Here, We will deal with two databases: MMETSP and NCBI-nr. Why MMETSP? Because it included the marine microbial eukaryotic transcripts where NCBI-nr don't have all i.e., lots of algae, lots of Haptophytes, Rhodoophytes. It is also annoying for the different formats of headers. For example:
#MMETSP(nucleotide): head /db1/extra-data-sets/MMETSP/MMETSP_db/MMETSP_DB_clean.v2018.fa >MMETSP1065-20121228|15685 Amphiprora_paludosa_Strain_CCMP125 CATCGAGTTCATCATCATCGGTGGAATTATCACTGTGATG #MMETSP(translated protein): head /misc/scratch3/sibbald/DATABASES/CAM_P_0001000.pep.renamed_nr_db_temp.fas >CP_0114609912_95228_Vannella_sp_DIVA3_517_6_12 XEIVKGFKKVADLPDAVFGRFVTATFNIVL
#NCBI-nr #/db1/blastdb-sep1-2021/nr.pal (V5 format, updated Sep 2021)(Blast) # The latest full nr I used: /misc/scratch3/xizhang/nr-fasta-sep-2021/nr.gz head /db1/nr-nt-fasta-oct-2020/nr >PYI97175.1 lysine 2,3-aminomutase [Verrucomicrobia bacterium]PYJ33862.1 lysine 2,3-aminomutase [Verrucomicrobia bacterium] MITPVSEEGNGKRFVSHAPGFWPQTPTELWNDWKWQLKNRVTSLAHLEQHLDLSDEERSGVLLSGDKLALAVTPHFFNLV
I know, it is complicated for each datasets, like the underscore line between the species name (Vannella_sp_DIVA3_517_6_12)is to make sure the BLAST can regard them as a whole for gene name.So that your gene header can contain the taxa information, so that you can pull out the hierarchical taxonomic information. If you look like NCBI-nr, they even don't contain taxa information and the header is even not connected with underscore. That is the purpose of why we have to do the renaming step.
No matter blasting before renaming the header or after, the purpose is the same to acquire the BLAST hits (homolog seqs) from two databases(MMETSP and NCBI).
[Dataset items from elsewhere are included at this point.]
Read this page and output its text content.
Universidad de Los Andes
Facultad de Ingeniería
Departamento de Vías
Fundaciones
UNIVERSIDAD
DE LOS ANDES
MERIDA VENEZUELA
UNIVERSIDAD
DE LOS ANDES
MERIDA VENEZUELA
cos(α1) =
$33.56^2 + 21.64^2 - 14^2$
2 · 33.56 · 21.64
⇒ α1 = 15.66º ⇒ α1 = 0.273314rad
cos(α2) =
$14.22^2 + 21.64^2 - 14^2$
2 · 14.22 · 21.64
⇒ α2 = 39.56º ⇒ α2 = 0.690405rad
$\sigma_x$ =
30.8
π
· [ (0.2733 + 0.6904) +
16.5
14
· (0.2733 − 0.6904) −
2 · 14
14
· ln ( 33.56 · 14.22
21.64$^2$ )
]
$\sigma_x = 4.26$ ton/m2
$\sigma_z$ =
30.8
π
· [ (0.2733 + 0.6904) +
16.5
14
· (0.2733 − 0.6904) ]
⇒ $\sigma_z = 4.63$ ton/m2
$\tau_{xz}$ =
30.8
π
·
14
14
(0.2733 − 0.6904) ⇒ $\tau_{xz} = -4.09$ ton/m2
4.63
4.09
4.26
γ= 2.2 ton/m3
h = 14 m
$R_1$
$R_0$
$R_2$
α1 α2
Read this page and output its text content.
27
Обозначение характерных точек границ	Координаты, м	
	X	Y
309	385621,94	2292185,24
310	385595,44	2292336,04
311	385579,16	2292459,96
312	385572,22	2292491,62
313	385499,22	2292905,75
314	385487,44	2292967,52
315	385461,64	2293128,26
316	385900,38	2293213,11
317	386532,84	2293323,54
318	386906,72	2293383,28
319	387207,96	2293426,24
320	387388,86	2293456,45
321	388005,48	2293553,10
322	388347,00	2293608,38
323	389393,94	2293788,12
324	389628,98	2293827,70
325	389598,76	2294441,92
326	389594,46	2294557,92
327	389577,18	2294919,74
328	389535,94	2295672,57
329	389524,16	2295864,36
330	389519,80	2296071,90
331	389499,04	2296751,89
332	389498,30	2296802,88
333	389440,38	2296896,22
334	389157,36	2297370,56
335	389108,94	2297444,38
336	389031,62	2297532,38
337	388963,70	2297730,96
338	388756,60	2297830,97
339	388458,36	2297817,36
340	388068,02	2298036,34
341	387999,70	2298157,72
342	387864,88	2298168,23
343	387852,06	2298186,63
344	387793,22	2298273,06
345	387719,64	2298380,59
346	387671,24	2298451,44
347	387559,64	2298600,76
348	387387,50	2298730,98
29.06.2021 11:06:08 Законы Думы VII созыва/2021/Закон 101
Check the real example below:
>Compsopogon_coeruleus@CP_0184679990_Eukaryota_Rhodophyta_Compsopogonophyceae_Compsopogonales_Compsopogonaceae_Compsopogon_Compsopogon_caeruleus_31354_Compsopogon_coeruleus XNKTVGEKEKVDVGKKGGGGEEREMVGFVSDVFISLNLEWSRVGVGVVNSRGKRKVYAVGEFPGSSPGRTSVLVPQKEKVQKESKEKKRSHGGGKYKVLILNDAFNSMEYVAATLLRLIPGMTTELAWKVMKEAHENGAAVVGVWVFELAEAYCDAIQSAGIGSRIEPE >Tarenaya_hassleriana@NCBI_XP_010551290.1_Eukaryota_Viridiplantae_Streptophyta_Streptophytina_Embryophyta_Tracheophyta_Euphyllophyta_Spermatophyta_Magnoliopsida_Mesangiospermae_eudicotyledons_Gunneridae_Pentapetalae_rosids_malvids_Brassicales_Cleomaceae_New_World_clade_Tarenaya_Tarenaya_hassleriana_28532 MESAICGRLALSPSTVFNSKPGEKHSLYKGPCGNHGFVMSLCASAVGKGGGLLDKPVIEKTTPGRESEFDLRKSRKMAPPYRVILHNDNFNRREYVVQVLMKVIPGMTLDNAVNIMQEAHHNGLAVVIICAQADAEEHCMQLRGNGLLSSIEPASGGGC
1. Method One: blasting before renaming the header
- Step one: BLAST
If you decide to blast before renaming, you can follow the other Perun blast guide (e.g.,http://129.173.88.134:81/dokuwiki/doku.php?id=blast_protocol) to either BLAST the MMETSP database separately or as a whole. Due to the size of the NCBI-nr database (~100 GB), if you merge the NCBI with MMETSP (~10GB), you need to rebuild the Database file such as:
nr.14.phd nr.14.pin nr.14.ppi nr.14.phi nr.14.pog nr.14.psq nr.14.phr nr.14.ppd nr.14.tar.gz.md5
This will be terrible long time doing that, 'cause I have not tested it. I also think it is not worth it unless you want to stick with one version to do intense studies in a period of time. The NCBI-nr version is updated quickly with time. So I prefer to download the latest version of NCBI-Nr, where they have the pre-compiled database files. Use can BLASTp against the database without using makeblastdb command.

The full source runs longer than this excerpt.